Sicuramente se veramente si vuole fare prevenzione e non solo cassa la contestazione immediata dell’infrazione è senza dubbio da privilegiare, ovviamente ove possibile, per ovvie ragioni che gli addetti ai lavori ben conoscono, ma che ricordiamo per gli utenti indisciplinati.
In primis permette di individuare senza ombra di dubbio e con buona pace di tanti nonni incolpevoli l’effettivo trasgressore.
Quindi permette di ottenere l’immediata informazione dell’infrazione commessa con il vantaggio che spinge l’utente ad adeguare immediatamente il proprio comportamento al rispetto della norma, evitandogli di incorrere nella stessa infrazione.
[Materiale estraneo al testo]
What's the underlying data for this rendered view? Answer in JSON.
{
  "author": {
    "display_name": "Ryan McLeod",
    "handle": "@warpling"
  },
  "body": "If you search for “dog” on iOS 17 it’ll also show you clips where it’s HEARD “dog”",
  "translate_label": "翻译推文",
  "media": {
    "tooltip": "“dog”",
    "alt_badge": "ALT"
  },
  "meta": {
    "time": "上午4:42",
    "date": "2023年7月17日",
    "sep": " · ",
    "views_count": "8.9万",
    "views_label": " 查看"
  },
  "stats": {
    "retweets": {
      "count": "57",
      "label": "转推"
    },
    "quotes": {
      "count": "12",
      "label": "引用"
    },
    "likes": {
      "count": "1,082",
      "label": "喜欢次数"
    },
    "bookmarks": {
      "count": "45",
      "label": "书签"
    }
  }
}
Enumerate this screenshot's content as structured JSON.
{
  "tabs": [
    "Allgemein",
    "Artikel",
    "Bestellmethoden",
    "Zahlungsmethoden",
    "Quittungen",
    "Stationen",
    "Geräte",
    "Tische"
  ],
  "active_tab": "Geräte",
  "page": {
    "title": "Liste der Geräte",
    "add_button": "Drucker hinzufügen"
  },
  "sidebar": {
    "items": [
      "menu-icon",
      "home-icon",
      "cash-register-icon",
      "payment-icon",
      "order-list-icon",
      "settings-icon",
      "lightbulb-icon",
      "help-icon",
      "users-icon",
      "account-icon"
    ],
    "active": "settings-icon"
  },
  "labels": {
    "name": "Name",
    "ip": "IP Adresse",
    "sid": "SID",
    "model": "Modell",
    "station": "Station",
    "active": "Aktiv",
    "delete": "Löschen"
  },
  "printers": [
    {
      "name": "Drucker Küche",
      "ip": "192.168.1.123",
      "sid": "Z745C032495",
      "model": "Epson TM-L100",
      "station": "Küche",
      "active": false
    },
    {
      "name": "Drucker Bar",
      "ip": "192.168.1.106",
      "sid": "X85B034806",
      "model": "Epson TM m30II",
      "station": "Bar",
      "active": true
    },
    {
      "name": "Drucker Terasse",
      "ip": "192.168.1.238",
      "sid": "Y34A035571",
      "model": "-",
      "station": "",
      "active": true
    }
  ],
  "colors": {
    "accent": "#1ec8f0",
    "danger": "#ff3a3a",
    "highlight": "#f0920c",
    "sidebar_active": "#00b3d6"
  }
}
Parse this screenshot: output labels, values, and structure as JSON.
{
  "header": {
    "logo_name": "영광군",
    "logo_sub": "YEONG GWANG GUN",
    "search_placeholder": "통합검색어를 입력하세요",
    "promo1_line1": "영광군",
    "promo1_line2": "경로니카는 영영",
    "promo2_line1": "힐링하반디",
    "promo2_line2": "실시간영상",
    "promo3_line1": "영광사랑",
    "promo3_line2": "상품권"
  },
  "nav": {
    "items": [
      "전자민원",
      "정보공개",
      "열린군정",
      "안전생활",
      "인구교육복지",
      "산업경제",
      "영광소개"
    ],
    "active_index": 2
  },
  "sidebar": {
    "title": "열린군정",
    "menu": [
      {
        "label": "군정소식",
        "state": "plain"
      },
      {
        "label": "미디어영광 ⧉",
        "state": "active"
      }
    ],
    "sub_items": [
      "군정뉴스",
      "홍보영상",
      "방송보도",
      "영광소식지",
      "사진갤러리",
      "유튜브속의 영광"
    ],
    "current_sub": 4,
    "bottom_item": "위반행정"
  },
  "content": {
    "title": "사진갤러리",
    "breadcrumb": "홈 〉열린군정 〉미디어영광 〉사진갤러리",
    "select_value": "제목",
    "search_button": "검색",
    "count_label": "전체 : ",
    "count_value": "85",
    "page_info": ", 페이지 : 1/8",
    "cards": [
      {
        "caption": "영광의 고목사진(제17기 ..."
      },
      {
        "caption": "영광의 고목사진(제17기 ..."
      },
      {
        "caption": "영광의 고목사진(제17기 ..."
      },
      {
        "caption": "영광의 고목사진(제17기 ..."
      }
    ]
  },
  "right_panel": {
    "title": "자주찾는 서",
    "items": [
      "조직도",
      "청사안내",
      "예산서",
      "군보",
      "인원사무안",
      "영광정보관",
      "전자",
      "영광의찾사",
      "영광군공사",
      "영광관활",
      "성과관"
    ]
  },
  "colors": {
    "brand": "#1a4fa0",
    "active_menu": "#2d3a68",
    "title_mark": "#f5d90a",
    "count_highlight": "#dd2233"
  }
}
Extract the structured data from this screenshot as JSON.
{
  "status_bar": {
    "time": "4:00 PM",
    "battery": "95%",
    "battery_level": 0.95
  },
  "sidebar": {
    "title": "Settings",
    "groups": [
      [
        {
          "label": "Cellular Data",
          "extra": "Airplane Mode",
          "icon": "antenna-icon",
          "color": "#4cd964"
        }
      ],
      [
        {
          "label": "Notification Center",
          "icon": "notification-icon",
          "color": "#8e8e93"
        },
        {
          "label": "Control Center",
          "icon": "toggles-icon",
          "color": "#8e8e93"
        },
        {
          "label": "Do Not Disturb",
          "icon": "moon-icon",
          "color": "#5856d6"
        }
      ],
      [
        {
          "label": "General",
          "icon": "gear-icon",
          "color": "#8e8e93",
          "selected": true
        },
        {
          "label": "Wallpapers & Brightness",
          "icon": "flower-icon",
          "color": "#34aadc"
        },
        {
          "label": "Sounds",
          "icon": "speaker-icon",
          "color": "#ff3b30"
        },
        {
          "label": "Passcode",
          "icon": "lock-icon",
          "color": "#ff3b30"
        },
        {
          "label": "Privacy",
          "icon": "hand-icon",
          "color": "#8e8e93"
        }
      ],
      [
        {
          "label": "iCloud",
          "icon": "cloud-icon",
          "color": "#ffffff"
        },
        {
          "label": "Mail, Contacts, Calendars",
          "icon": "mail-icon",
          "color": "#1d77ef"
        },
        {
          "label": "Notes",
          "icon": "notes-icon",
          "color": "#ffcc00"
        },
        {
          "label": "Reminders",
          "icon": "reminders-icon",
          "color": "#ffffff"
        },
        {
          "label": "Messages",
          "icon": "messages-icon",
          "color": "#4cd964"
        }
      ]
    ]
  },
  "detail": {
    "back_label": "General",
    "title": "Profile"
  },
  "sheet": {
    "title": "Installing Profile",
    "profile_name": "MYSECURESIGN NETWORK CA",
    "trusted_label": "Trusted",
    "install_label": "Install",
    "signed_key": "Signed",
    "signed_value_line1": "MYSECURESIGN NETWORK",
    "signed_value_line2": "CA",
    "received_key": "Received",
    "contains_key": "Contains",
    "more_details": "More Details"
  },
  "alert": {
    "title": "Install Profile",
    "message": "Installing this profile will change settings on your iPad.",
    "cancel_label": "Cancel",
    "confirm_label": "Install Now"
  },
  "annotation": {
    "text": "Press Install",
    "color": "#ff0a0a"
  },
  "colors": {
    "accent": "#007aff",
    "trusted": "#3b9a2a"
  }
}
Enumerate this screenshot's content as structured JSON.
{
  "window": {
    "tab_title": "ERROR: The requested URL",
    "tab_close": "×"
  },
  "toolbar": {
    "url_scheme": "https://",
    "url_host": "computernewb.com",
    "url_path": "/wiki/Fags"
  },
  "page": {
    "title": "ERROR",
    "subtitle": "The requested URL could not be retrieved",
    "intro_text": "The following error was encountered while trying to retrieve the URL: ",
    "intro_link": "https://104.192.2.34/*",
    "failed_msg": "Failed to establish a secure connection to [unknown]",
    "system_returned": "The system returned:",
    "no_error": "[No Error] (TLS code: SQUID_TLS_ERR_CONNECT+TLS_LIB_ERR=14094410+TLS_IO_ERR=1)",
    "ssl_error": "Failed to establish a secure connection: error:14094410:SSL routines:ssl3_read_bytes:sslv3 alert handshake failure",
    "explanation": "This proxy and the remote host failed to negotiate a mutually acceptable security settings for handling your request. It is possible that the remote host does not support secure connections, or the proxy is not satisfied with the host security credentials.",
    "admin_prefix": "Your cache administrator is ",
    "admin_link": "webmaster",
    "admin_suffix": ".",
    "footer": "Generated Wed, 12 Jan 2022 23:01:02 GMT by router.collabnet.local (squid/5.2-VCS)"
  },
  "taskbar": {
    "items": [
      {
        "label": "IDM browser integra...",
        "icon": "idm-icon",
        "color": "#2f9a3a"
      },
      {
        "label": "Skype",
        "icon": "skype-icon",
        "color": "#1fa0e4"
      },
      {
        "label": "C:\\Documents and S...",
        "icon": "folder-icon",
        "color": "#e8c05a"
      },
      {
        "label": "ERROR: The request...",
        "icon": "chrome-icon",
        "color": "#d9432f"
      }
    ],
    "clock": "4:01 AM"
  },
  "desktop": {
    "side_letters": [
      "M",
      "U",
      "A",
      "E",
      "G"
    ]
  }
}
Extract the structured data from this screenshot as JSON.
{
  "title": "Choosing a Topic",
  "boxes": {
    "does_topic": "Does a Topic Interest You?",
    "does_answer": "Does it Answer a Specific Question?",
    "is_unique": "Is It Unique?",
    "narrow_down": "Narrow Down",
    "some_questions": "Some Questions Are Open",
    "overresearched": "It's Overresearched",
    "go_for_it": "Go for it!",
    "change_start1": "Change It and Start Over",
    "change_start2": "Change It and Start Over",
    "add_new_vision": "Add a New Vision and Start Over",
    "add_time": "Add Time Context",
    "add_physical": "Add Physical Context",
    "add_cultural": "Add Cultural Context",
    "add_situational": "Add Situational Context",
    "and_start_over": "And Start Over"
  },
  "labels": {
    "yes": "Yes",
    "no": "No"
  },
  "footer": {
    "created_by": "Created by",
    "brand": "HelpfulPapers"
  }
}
Senza ovviamente cadere nell’eccesso opposto, non dobbiamo mai perdere di vista l’obiettivo primario della sicurezza per la circolazione e per gli operatori in sevizio di polizia stradale.
Molti comuni obbietteranno cje c'è unamancanza di personale. Non è questa una giustificazione sufficiente, visto che tali sevizi possono essere svolti in forma consorziata o in collaborazione con altri servizi di Polizia locale.
Infine sarebbe opportuno cogliere l’occasione per effettuare una rivisitazione generale dei limiti di velocità esistenti sulle varie strade della provincia, sulla segnaletica in genere, ed in particolare su quella verticale abbandonata.